After writing this post I came across this article:
What are your books doing to help engage precollege kids and prepare them for the world?


  1. Hmmm, what interesting questions. For the first one, I immediately thought of a fiction title (oops)–Hattie Big Sky by Kirby Larson. The problem is that books that speak to resilience, I think, are often called “quiet” books and may be harder to sell.

    On the second question, I think it’s important for books to ask open-ended questions and not necessarily give all the answers–to acknowledge the complexity of whatever issue is being covered and invite the reader to make up his or her own mind…

  2. Shirley Budhos says:

    News of states’ recent moves to eliminate teachers’ collective bargaining rights and Hugh Carey’s’s death recalled the 1970s when New York City was on the brink of bankruptcy and Carey came into office and worked to bring together business and labor to reduce the fiscal crisis. By that time, thousands of public school teachers, as well a CUNY faculty lost their jobs, and many seeking work relocated to states as far as Oregon.

    In NYC class size increased and arts programs declined. A generation of teachers realized they were expendable when city government and business colluded under Nelson Rockefeller’s administration.

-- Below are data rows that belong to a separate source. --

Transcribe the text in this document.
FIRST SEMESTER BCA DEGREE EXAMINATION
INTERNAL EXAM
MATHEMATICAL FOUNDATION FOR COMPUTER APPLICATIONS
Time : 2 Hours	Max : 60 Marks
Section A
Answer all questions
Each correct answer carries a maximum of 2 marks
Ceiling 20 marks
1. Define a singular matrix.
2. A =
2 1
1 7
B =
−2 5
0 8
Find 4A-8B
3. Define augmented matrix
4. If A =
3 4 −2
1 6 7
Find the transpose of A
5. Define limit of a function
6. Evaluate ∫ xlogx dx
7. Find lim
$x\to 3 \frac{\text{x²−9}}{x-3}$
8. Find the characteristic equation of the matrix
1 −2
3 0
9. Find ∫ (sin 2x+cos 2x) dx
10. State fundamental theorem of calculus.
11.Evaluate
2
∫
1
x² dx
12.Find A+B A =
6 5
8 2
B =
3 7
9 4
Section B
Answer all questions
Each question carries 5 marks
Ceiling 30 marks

    In 1978, when NYC licensed teachers were recalled, like longshoremen waiting for work, they converged at the famous 110 Livingston St. Board of Education Headquarters, crowding the halls, sitting on staircases, floors to await assignments; a refusal to serve in a designated school meant losing their license. Waiting all day to be interviewed, they exchanged stories of relocation, working in supermarkets, factories, retail stores, babysitting to support their families.

    In those days the blows were political and financial and left indelible markings on a generation whose parents and grandparents survived the Great Depression. And, today, again, the unemployed, the professionals, the manual workers reinvent their lives, if possible, by relocating in search of work. There will be many books written about this sad adventure, perhaps by another John Steinbeck.

  3. Marc Aronson says:

    hey fiction is welcome here when it fits. Yes, of course, open ended is right. Resilience can seem quiet, confined to wise old grandmothers in many books, or whittling grandads in books from another era.

  4. Marc Aronson says:

    I wonder if this crunch will indeed create a new generation of social realistic fiction — for adults or teenagers. Contempory poverty does appear in some YA novels, but so far more often as a background to stories of emotional or physical abuse more than in the pure toll it takes.